I love working with leaders who are relentless about driving a culture of open, honest and courageous communication around them. These leaders are committed to high performance and they have zero interest in, or tolerance for, internal drama or politics. They operate at a high level of personal integrity, authenticity, and ownership. And they expect and demand the same from people around them.
They make it difficult – if not impossible – for people to get away with doing the things that undermine and weaken the organization: point fingers, adopt a victim mentality, indulge in destructive politics, and “cover-your-ass” behaviors that distract from the goals of the organization.
Even if these behaviors are very subtle, they drain energy and waste everyone’s time. Eventually, people begin to feel that they cannot make a difference, and the organization loses focus and cannot achieve the results it seeks. In today’s environment of growing competition and limited resources, no company can afford this.
I was working with a senior leadership team of a large and successful telecom company. At the start of our engagement I interviewed all the senior leaders and a handful of managers that report to them to gain insight into the starting condition of the organization and teams. The interviews revealed significant issues and dysfunctionalities in the levels of trust, cohesion, collaboration and communication between functions and between the senior leaders themselves, including the CEO. When I presented my findings pretty much everyone confirmed the issues. While people were somewhat startled by my summary, everyone also seemed extremely relieved that the truth was out.
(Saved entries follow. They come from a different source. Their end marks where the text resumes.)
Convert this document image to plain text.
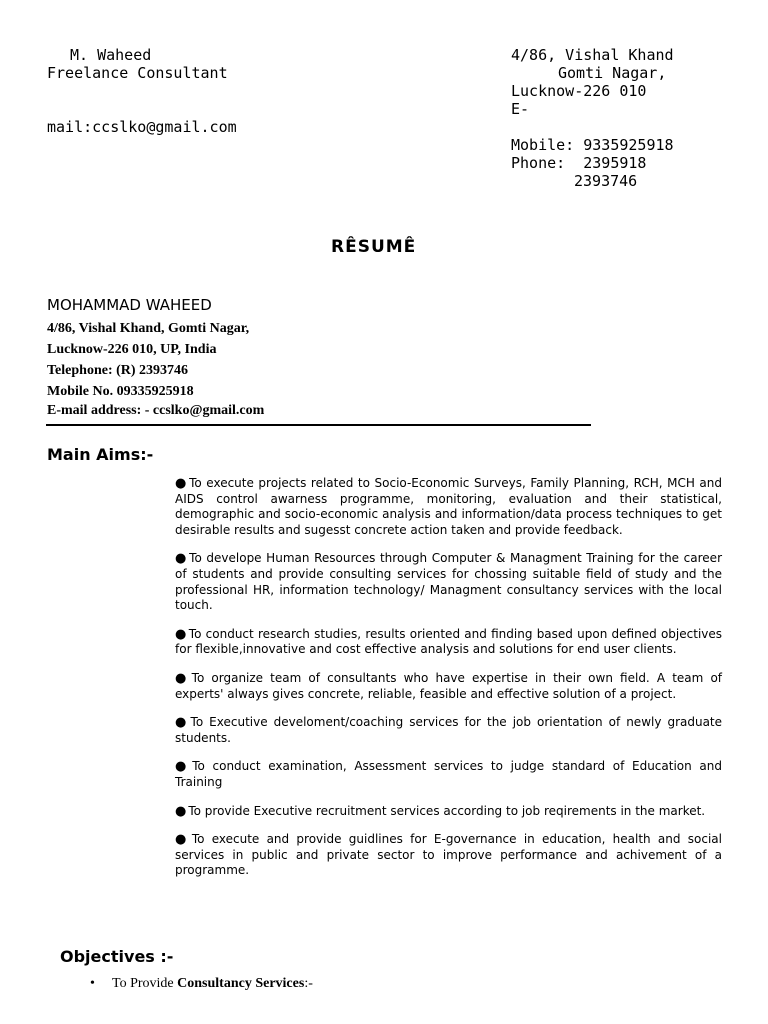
M. Waheed
Freelance Consultant
mail:ccslko@gmail.com
4/86, Vishal Khand
Gomti Nagar,
Lucknow-226 010
E-
Mobile: 9335925918
Phone:  2395918
2393746
RÊSUMÊ
MOHAMMAD WAHEED
4/86, Vishal Khand, Gomti Nagar,
Lucknow-226 010, UP, India
Telephone: (R) 2393746
Mobile No. 09335925918
E-mail address: - ccslko@gmail.com
Main Aims:-
● To execute projects related to Socio-Economic Surveys, Family Planning, RCH, MCH and AIDS control awarness programme, monitoring, evaluation and their statistical, demographic and socio-economic analysis and information/data process techniques to get desirable results and sugesst concrete action taken and provide feedback.
● To develope Human Resources through Computer & Managment Training for the career of students and provide consulting services for chossing suitable field of study and the professional HR, information technology/ Managment consultancy services with the local touch.
● To conduct research studies, results oriented and finding based upon defined objectives for flexible,innovative and cost effective analysis and solutions for end user clients.
● To organize team of consultants who have expertise in their own field. A team of experts' always gives concrete, reliable, feasible and effective solution of a project.
● To Executive develoment/coaching services for the job orientation of newly graduate students.
● To conduct examination, Assessment services to judge standard of Education and Training
● To provide Executive recruitment services according to job reqirements in the market.
● To execute and provide guidlines for E-governance in education, health and social services in public and private sector to improve performance and achivement of a programme.
Objectives :-
• To Provide Consultancy Services:-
We set out to drive change. However, every time I tried to engage the senior leaders in a direct conversation about their dysfunctionalities they were reluctant to do so. While there were no disagreements about the issues, the CEO and some of the leaders took these personally and therefore, despite their declarations to the contrary, they avoided facing them at all cost. From my standpoint, they lacked the courage to engage with brutal honesty. As time passed the second tier managers became more and more frustrated and discouraged about the lack of progress. People disengaged and invested less of their commitment, passion, and energy in the change initiative. As a result, progress stalled and cynicism grew.
Any manager can be the catalyst for breaking undermining patterns, reversing past damage and creating a high-performance team dynamic – if they are willing to be a courageous leader, role model this behavior, and call his or her people to account for it too. In an environment where people are used to only voicing what they think their leaders want to hear, managers need to stand for a new code of empowering honesty, refusing to settle for any less than that!
No matter which method they use, leaders must make their unconditional commitment to honesty known, and they must convince their people that they mean it. It’s not enough to declare it. They need to demonstrate through action that they are genuinely open to feedback, criticism, and input, including about themselves.
As one of my clients once admitted:
“It takes 10 rights to fix 1 wrong, and 1 wrong to undermine 10 rights.“
This leadership philosophy of open, honest, authentic and courageous communication can be messy, lonely and painful at times. However, time and again, I have seen it lead to significant transformations inside organizations. In fact, clients have repeatedly shared with me that creating a new level of communication at work has also made them a better person in their personal life, changing the way they relate to their children and their spouses. One CEO even told me once, “It saved my marriage“.
I am not a marriage counselor, and I don’t pretend to have all the answers. However, one thing I do know is that when organizations have the courage to be authentic every day, a powerful platform of authentic team ownership, commitment and accountability emerges. The team is then equipped and energized to focus on any challenge or opportunity that lies ahead, no matter how unfamiliar, complex, or difficult it may be.
As a result, the team becomes unstoppable.